I’m not exactly sure WHY it occurred to me that I should see what I looked like upside down. I was taking a shower and I sorta just wondered I wonder what I’d look like upside down. Maybe because on The Voice they had freaky aerialists or something. Or maybe because of all the random bungee jumping I do. Whatever. I wanted to know, and so when I was done with my shower, I decided to find out. I went to the mirror.
(Just so this visual isn’t particularly horrendous, you need to know I WAS NOT NAKED while attempting this. No. I had on my yoga pants and a t-shirt. Just so we’re CLEAR.)
Anyway. I turned around, bent over, and sure enough, there’s what I would look like upside down. This is really the first and only time I've done yoga. I sorta did this, only without the good balance and firm tummy:
I gasped. And then I started choking a little bit because it turns out when you’re upside down, it’s easy to choke ESPECIALLY if you gasp.
I looked, how do I put this? HORRIBLE. I mean, like a bloated sea creature. It was like the extra weight around my belly and even my ankles crept up into my cheeks. My face sort of slid and my cheeks looked huge and puffy and then I started turning all RED (of course I was sort of choking at the time).
Anyone who tells you that gravity isn’t your friend is a LIAR. Gravity is a beautiful thing. It keeps your face in place. Put that on a t-shirt.

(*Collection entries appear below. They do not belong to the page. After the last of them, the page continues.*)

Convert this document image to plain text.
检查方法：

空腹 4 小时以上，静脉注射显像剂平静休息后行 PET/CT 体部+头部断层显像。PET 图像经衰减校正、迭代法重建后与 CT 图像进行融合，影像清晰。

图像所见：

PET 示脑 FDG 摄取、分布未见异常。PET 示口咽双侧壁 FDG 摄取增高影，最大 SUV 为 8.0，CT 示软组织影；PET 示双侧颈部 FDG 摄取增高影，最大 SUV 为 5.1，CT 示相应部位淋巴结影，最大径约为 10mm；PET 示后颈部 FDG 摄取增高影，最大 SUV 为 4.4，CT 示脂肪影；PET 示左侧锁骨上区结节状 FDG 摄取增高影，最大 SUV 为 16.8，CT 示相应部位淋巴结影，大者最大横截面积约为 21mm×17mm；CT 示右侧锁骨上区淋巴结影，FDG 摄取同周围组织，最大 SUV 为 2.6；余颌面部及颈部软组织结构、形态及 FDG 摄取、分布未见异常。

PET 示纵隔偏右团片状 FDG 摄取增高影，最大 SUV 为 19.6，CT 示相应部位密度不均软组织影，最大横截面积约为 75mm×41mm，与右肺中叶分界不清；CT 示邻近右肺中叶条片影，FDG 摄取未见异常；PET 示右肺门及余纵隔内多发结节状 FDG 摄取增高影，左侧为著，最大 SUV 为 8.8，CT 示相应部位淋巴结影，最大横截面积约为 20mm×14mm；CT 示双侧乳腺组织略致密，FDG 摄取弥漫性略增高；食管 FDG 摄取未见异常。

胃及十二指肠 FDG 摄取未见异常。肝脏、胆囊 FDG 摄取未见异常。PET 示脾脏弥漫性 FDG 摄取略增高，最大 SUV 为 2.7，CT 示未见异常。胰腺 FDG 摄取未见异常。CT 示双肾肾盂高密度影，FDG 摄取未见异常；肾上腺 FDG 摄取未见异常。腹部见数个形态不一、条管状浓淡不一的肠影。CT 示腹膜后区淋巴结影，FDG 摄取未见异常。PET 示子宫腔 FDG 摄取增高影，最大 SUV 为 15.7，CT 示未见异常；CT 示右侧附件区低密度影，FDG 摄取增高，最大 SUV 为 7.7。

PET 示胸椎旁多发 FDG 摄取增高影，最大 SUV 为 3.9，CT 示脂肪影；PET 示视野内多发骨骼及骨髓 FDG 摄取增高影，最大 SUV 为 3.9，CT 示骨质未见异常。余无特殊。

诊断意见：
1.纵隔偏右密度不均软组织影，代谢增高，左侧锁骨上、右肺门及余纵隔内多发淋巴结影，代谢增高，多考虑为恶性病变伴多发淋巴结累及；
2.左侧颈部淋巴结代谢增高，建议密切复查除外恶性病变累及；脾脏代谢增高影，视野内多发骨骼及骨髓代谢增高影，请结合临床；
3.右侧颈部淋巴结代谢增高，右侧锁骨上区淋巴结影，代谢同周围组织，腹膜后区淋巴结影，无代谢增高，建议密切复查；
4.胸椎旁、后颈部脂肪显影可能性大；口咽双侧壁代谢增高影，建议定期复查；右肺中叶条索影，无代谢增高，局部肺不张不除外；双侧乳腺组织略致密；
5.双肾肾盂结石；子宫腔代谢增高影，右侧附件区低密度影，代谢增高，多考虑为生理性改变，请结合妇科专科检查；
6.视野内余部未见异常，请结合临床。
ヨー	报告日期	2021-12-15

In closing, I don’t recommend doing this.
On second thought, if you look even half as bad as I did upside down, you will feel absolutely GORGEOUS when right side up. It actually was an exercise that did wonders for my self-esteem. It’s probably good for your safety too, because there is no way in hell I will now ever be an aerialist, a bungee jumper, or install one of those weird swings in my bedroom (sorry Kealoha).
From here on out, everything is looking up. Exactly where it should be.